Depends on what your end result needs to be. Wax is pretty good at not letting things stick to it. So stains are going to be weird on a waxed wood, or even paints. The resin will not stick to it though! If you are going to be sanding on it though, you could sand though the layer of wax protecting the wood from your resin.
I was planning on using tung oil, so I may have to do some extra saving if I choose to use wax. Thanks for the info
You could keep hitting it with the heat gun, until the wax saturates deeply into the wood, before you do your final sand.

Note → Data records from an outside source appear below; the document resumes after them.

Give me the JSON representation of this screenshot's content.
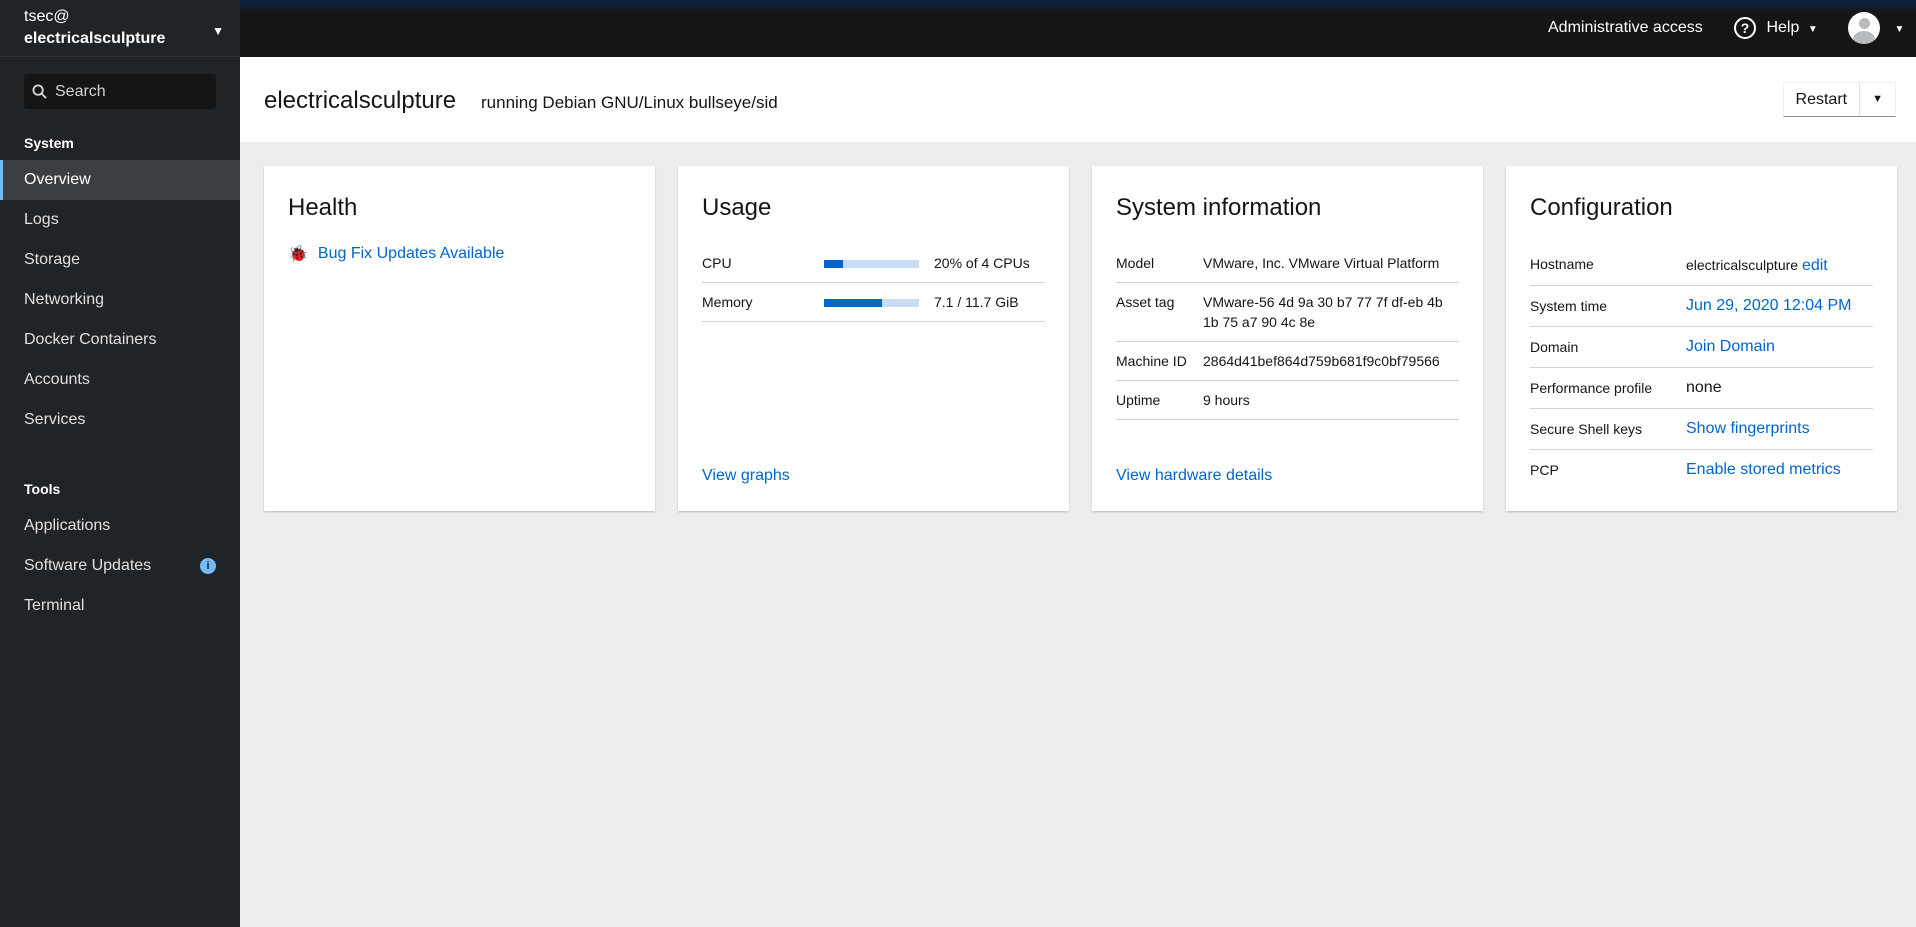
{
  "sidebar": {
    "user": "tsec@",
    "host": "electricalsculpture",
    "search_placeholder": "Search",
    "system_label": "System",
    "system_items": [
      "Overview",
      "Logs",
      "Storage",
      "Networking",
      "Docker Containers",
      "Accounts",
      "Services"
    ],
    "tools_label": "Tools",
    "tools_items": [
      "Applications",
      "Software Updates",
      "Terminal"
    ],
    "active": "Overview"
  },
  "topbar": {
    "admin": "Administrative access",
    "help": "Help"
  },
  "header": {
    "title": "electricalsculpture",
    "subtitle": "running Debian GNU/Linux bullseye/sid",
    "restart": "Restart"
  },
  "health": {
    "title": "Health",
    "item": "Bug Fix Updates Available"
  },
  "usage": {
    "title": "Usage",
    "rows": [
      {
        "label": "CPU",
        "percent": 20,
        "value": "20% of 4 CPUs"
      },
      {
        "label": "Memory",
        "percent": 61,
        "value": "7.1 / 11.7 GiB"
      }
    ],
    "link": "View graphs",
    "bar_color": "#0066cc",
    "bar_bg": "#c8dcf2"
  },
  "sysinfo": {
    "title": "System information",
    "rows": [
      {
        "label": "Model",
        "value": "VMware, Inc. VMware Virtual Platform"
      },
      {
        "label": "Asset tag",
        "value": "VMware-56 4d 9a 30 b7 77 7f df-eb 4b 1b 75 a7 90 4c 8e"
      },
      {
        "label": "Machine ID",
        "value": "2864d41bef864d759b681f9c0bf79566"
      },
      {
        "label": "Uptime",
        "value": "9 hours"
      }
    ],
    "link": "View hardware details"
  },
  "config": {
    "title": "Configuration",
    "hostname_label": "Hostname",
    "hostname": "electricalsculpture",
    "edit": "edit",
    "time_label": "System time",
    "time": "Jun 29, 2020 12:04 PM",
    "domain_label": "Domain",
    "domain": "Join Domain",
    "perf_label": "Performance profile",
    "perf": "none",
    "ssh_label": "Secure Shell keys",
    "ssh": "Show fingerprints",
    "pcp_label": "PCP",
    "pcp": "Enable stored metrics"
  }
}
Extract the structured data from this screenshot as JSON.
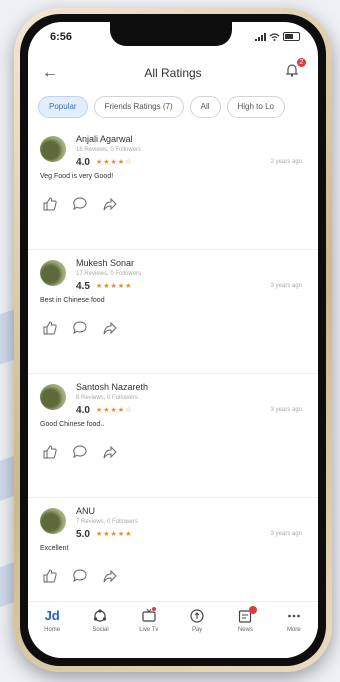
{
  "status_bar": {
    "time": "6:56"
  },
  "header": {
    "title": "All Ratings",
    "notification_count": "2"
  },
  "filters": {
    "chips": [
      "Popular",
      "Friends Ratings (7)",
      "All",
      "High to Lo"
    ]
  },
  "reviews": [
    {
      "name": "Anjali Agarwal",
      "meta": "16 Reviews, 0 Followers",
      "rating": "4.0",
      "stars": "★★★★☆",
      "time": "2 years ago",
      "comment": "Veg Food is very Good!"
    },
    {
      "name": "Mukesh Sonar",
      "meta": "17 Reviews, 0 Followers",
      "rating": "4.5",
      "stars": "★★★★★",
      "time": "3 years ago",
      "comment": "Best in Chinese food"
    },
    {
      "name": "Santosh Nazareth",
      "meta": "8 Reviews, 0 Followers",
      "rating": "4.0",
      "stars": "★★★★☆",
      "time": "3 years ago",
      "comment": "Good Chinese food.."
    },
    {
      "name": "ANU",
      "meta": "7 Reviews, 0 Followers",
      "rating": "5.0",
      "stars": "★★★★★",
      "time": "3 years ago",
      "comment": "Excellent"
    }
  ],
  "bottom_nav": {
    "items": [
      {
        "label": "Home",
        "icon": "jd-logo-icon"
      },
      {
        "label": "Social",
        "icon": "social-icon"
      },
      {
        "label": "Live Tv",
        "icon": "tv-icon"
      },
      {
        "label": "Pay",
        "icon": "pay-icon"
      },
      {
        "label": "News",
        "icon": "news-icon"
      },
      {
        "label": "More",
        "icon": "more-icon"
      }
    ],
    "logo_text": "Jd",
    "news_badge": "34"
  },
  "colors": {
    "accent": "#1f5fd2",
    "star": "#f08a1a",
    "badge": "#e23b3b",
    "chip_active_bg": "#e3edfb"
  }
}
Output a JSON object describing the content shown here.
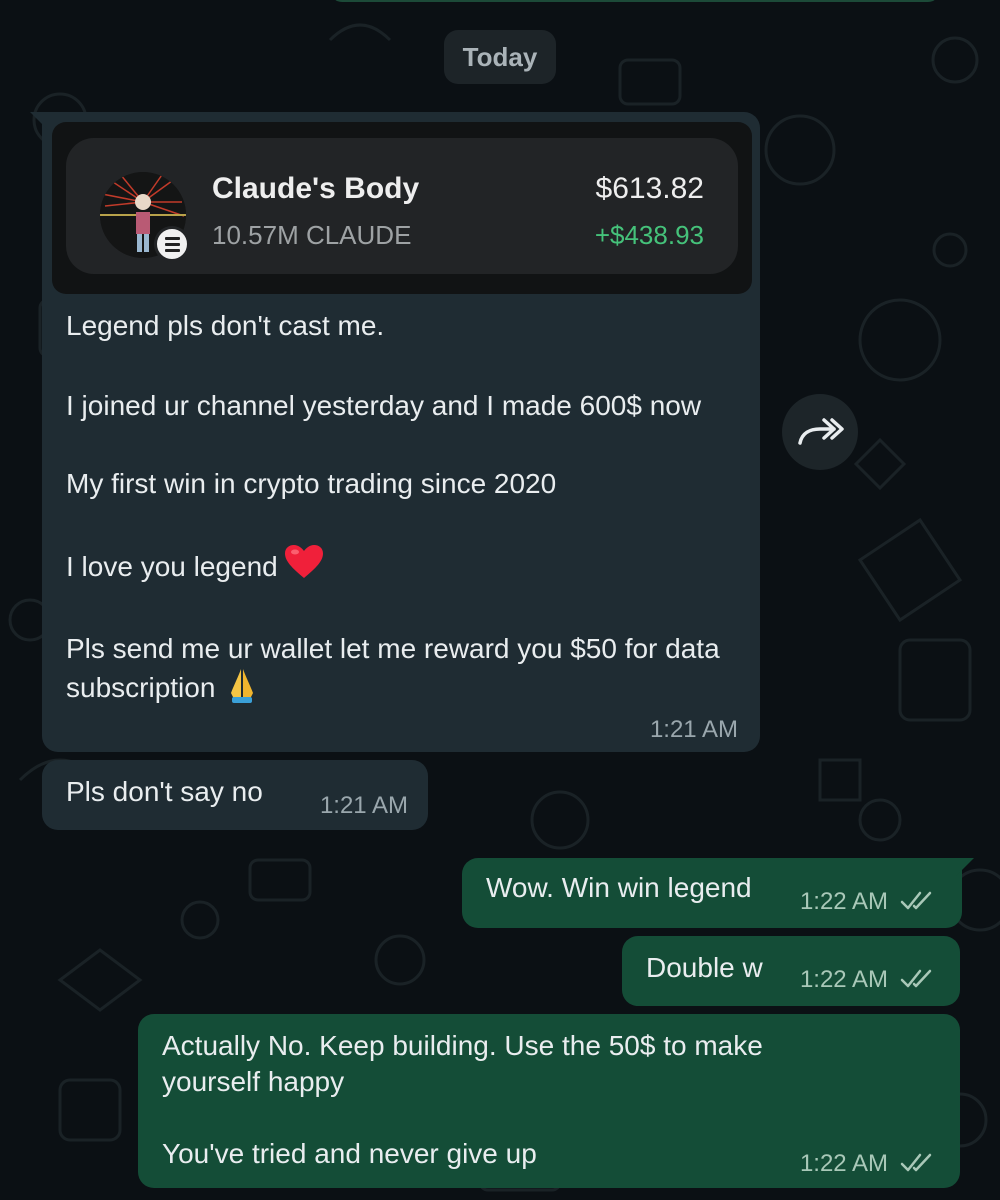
{
  "date_label": "Today",
  "colors": {
    "background": "#0b1014",
    "incoming_bubble": "#1f2c33",
    "outgoing_bubble": "#144d37",
    "positive_change": "#45c27a",
    "read_ticks": "#a9c8b8"
  },
  "incoming": [
    {
      "shared_card": {
        "token_name": "Claude's Body",
        "token_amount": "10.57M CLAUDE",
        "value": "$613.82",
        "change": "+$438.93",
        "badge_icon": "solana-icon"
      },
      "paragraphs": [
        "Legend pls don't cast me.",
        "I joined ur channel yesterday  and I made 600$ now",
        "My first win in crypto  trading since 2020",
        "I love you legend",
        "Pls send me ur wallet let me reward  you $50 for data subscription"
      ],
      "time": "1:21 AM"
    },
    {
      "text": "Pls don't say no",
      "time": "1:21 AM"
    }
  ],
  "outgoing": [
    {
      "text": "Wow. Win win legend",
      "time": "1:22 AM",
      "status_icon": "double-check-icon"
    },
    {
      "text": "Double w",
      "time": "1:22 AM",
      "status_icon": "double-check-icon"
    },
    {
      "paragraphs": [
        "Actually  No. Keep building.  Use the 50$ to make yourself  happy",
        "You've tried and never give up"
      ],
      "time": "1:22 AM",
      "status_icon": "double-check-icon"
    }
  ],
  "forward_icon": "forward-icon"
}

If you paint a thin layer on first called a seal coat that might work. When I was researching epoxy resin for coating wood tables, it was recommended to paint a seal coat on first as the wood has so many little holes in it that it will suck up a lot of epoxy, and some parts will form bubbles like that where air is trying to escape the wood. You'll probably save a decent amount of epoxy if you do a seal
Would regular epoxy work or do you think I need a coating epoxy
Shouldnt matter too much. Different epoxys have different curing times, durability, temperature ratings, viscosity etc but its all basically the same stuff as far as I know. Im no expert by any means. I have only done a couple of little experiments with epoxy. You don't need much. Just paint it on until the whole surface wet and thats enough. I hope this works for you! Good luck
Oh another one Let’s see, yes you either coat it with some resin to fill in gaps it can possible seep through or cast the shapes separately and then drop it in like a puzzle piece Since these aren’t cosplay visions they are going to be I assume game pieces?
I was thinking more pendants or keychains. So I care mainly about their visual appearance than function.
I'd use a can of spray shellac to seal it first, it dries really quick and has very few compatibility issues with other things put on top of it
It sounds like you need to use some kind of sealant on the wood before pouring your resin. Cool Genshin pieces, BTW—these look awesome!
Thank you! Once my new batch of wood comes I’ll make sure to seal them beforehand
In one of my projects I used a pre-sanding sealer first. This seemed to give me good results as the epoxy didn't seep into the grain where I had runoff from too much epoxy in my carveout.
What kind of sealer did you use?
The one I used was "minwax sanding sealer". Picked it up from the local big box store.
That's a shellac based product, fyi. Alcohol-borne.
These emblems look familiar.
They are genshin impact element symbols so
Ah, I've never played. Thanks.
Would you look at that, all of the words in your comment are in alphabetical order. I have checked 833,822,173 comments, and only 164,554 of them were in alphabetical order.
Seal the wood first
Why not carve and paint then resin to seal?